初場所(11日初日、東京・両国国技館)で進退がかかる横綱朝青龍(28=高砂)が、出場を明言しなかった。8日、伊勢ケ浜部屋へ出げいこし、新大関の日馬富士(24)と11番取って8勝3敗と、飲み過ぎで迎えた7日の横綱審議委員会(横審)けいこ総見に比べて復調の兆しは見えた。しかし、9日午前に取組編成会議が行われるため決断が迫られている出場か休場かについては「まだ明日があるから」と言葉を濁した。

 横審けいこ総見に比べれば幾分スピードを取り戻したが、朝青龍の動きは万全からはほど遠かった。日馬富士と11番取って8勝3敗。押し込んだ土俵際で足が流れて手をついたり、相手の攻めにあっけなく土俵を割ったりと内容はピリッとしなかった。日馬富士は「昨日(7日)とは全然違いました。元気でした」と、調子は上向きと受け止めたが、見守った伊勢ケ浜親方(元横綱旭富士)の言葉は厳しかった。

 伊勢ケ浜親方

 今日のけいこを見た限りではやめといた方がいいんじゃないの?

 11番ぐらいじゃ出ない方がいい。今日のけいこ量じゃ15日間、相撲取るの厳しい。本人は調整のつもりなのかもしれないけど、私は(現役時代には)場所中でも30~40番やっていたからね。

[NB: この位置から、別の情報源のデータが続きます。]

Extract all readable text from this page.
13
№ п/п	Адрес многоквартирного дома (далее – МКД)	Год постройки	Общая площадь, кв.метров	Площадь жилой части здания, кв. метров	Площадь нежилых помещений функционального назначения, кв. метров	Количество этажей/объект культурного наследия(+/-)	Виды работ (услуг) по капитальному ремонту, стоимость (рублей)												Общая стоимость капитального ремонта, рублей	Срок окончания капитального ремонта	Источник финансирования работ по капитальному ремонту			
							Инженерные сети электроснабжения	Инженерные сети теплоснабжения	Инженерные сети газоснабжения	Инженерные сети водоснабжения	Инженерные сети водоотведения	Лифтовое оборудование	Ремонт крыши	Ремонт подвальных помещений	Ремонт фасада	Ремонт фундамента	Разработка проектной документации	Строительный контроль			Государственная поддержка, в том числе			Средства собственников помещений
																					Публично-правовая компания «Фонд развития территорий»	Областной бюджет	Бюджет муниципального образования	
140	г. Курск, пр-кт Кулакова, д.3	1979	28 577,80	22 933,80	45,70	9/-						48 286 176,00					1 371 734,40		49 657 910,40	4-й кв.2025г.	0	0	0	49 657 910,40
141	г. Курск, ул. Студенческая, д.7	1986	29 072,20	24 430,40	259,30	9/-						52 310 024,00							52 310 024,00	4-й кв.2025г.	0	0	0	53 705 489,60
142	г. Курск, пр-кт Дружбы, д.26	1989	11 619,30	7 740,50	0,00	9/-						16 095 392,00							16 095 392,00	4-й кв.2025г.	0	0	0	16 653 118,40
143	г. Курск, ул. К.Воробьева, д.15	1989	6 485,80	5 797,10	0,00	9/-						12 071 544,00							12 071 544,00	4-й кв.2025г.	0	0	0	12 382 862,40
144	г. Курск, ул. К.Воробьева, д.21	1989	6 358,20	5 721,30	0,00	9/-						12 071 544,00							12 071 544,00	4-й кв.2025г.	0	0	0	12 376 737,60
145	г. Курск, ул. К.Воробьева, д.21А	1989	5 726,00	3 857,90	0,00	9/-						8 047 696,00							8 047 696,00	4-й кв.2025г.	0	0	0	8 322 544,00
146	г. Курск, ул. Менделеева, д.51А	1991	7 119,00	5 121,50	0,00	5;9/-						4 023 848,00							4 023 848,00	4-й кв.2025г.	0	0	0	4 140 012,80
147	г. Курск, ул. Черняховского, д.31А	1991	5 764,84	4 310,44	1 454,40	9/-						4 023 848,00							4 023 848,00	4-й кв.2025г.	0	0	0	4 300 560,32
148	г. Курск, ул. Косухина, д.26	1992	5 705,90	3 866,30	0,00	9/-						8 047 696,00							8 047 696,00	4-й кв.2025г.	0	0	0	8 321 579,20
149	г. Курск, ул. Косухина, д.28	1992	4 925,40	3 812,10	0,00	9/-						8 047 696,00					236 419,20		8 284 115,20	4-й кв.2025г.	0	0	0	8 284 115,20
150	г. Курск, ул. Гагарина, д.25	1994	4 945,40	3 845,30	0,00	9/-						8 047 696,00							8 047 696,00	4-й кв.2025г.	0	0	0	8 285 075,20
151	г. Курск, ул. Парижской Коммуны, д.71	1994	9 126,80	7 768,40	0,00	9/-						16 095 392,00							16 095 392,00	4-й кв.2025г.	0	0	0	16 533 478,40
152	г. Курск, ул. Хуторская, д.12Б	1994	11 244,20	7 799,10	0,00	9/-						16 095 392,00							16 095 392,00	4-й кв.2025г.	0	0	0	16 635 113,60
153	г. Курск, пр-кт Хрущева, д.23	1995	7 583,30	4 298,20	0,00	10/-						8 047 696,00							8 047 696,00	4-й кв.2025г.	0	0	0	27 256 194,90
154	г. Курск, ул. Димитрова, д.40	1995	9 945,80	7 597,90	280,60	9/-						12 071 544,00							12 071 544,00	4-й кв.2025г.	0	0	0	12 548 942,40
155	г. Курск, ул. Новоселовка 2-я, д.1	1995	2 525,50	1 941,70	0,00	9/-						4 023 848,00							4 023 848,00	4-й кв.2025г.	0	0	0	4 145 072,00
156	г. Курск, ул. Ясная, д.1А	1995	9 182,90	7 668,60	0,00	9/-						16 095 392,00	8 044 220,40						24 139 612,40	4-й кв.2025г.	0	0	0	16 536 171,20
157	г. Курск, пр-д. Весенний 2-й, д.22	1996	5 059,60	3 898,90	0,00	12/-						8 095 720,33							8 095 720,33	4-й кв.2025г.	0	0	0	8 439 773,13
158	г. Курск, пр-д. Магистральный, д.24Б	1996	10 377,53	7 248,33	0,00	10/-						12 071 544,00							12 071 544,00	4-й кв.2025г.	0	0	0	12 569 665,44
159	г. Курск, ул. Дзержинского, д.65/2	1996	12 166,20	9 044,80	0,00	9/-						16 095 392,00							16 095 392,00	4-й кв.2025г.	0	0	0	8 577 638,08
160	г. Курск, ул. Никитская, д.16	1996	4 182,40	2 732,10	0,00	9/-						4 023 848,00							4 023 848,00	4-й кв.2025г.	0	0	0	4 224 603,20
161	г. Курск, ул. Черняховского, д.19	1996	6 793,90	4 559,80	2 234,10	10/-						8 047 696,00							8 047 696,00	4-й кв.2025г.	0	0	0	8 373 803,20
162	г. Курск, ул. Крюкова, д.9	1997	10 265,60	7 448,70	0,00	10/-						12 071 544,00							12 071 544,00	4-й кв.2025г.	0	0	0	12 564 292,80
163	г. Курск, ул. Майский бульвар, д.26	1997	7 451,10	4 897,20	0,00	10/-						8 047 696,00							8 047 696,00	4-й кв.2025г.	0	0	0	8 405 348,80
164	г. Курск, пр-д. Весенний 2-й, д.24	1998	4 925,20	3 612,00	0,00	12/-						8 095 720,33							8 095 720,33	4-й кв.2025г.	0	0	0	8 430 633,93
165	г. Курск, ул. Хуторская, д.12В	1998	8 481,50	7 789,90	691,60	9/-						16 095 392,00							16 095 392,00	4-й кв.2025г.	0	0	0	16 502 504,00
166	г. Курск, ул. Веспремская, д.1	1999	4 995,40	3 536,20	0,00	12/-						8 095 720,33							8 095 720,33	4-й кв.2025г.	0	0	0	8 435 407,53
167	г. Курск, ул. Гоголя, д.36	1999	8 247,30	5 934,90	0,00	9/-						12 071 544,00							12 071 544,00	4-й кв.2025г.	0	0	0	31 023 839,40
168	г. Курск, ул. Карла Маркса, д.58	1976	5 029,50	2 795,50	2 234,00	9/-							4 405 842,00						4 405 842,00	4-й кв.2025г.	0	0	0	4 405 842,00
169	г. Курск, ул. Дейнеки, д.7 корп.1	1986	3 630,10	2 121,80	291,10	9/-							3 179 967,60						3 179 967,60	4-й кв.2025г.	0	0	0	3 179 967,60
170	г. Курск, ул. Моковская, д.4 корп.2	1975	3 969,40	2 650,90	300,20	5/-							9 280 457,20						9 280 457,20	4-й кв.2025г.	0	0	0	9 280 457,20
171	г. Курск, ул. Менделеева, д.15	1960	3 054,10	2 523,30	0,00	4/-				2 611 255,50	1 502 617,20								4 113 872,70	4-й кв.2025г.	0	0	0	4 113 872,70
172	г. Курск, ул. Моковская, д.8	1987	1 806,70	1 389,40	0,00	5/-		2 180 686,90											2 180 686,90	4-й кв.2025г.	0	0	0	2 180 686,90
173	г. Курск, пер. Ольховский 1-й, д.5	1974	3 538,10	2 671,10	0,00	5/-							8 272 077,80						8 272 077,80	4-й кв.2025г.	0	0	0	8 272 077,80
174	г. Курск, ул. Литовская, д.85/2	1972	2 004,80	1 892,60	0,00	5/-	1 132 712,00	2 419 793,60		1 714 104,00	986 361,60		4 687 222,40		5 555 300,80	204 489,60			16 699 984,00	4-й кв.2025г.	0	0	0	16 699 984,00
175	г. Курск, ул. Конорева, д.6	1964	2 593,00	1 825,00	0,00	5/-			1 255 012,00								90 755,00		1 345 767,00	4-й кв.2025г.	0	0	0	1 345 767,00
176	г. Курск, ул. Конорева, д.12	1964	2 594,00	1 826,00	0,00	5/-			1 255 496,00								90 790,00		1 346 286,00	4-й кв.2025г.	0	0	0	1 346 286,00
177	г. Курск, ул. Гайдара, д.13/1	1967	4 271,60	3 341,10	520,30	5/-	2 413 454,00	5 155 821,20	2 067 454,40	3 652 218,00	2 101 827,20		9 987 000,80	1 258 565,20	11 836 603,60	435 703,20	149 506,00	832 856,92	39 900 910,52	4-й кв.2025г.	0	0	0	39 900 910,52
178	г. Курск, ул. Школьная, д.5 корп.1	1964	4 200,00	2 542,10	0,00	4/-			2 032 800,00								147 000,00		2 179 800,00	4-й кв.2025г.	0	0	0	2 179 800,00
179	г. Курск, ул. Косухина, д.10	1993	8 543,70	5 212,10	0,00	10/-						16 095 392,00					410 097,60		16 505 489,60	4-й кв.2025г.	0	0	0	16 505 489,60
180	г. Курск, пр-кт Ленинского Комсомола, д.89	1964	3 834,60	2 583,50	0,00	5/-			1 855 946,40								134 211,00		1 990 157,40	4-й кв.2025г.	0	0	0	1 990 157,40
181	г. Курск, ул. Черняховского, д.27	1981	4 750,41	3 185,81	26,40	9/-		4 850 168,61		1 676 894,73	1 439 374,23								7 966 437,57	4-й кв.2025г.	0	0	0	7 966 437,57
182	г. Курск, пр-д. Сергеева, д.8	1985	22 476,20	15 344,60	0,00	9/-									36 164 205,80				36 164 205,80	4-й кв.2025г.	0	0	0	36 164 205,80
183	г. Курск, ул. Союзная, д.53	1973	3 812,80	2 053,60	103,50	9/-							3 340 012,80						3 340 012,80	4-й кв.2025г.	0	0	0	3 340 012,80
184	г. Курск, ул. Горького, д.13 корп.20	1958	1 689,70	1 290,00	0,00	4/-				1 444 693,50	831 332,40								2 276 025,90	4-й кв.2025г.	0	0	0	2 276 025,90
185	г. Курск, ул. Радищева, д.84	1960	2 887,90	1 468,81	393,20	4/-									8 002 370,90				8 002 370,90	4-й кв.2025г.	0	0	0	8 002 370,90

 朝青龍は「まあまあでした」と自己分析し、出げいこの理由については「昨日があるからね。ボロ負けしたんで」と話した。9日午前には初場所の取組編成会議が行われるため、出場か休場かの決断が迫られているが、「何回聞くの?

 まだ明日があるから」と明言を避けた。師匠の高砂親方(元大関朝潮)は8日夜、「本人が何も言ってないんだから。『出る』でいい」と出場を示唆した。そのころ、両国国技館で「大相撲本場所協賛社懇親パーティー」に出席した朝青龍は、出場か否かについて口を開かなかった。

 朝青龍は自らの出場を前提として、親交のあるサッカー元日本代表の中田英寿氏や北京五輪柔道100キロ超級金メダリスト石井慧らを初日の観戦に招待している。それでも、出場について言葉を濁すようになったのはなぜなのか?

 何らかの迷いが生じているのか?

 いずれにしろ、9日の午前中には結論が出る。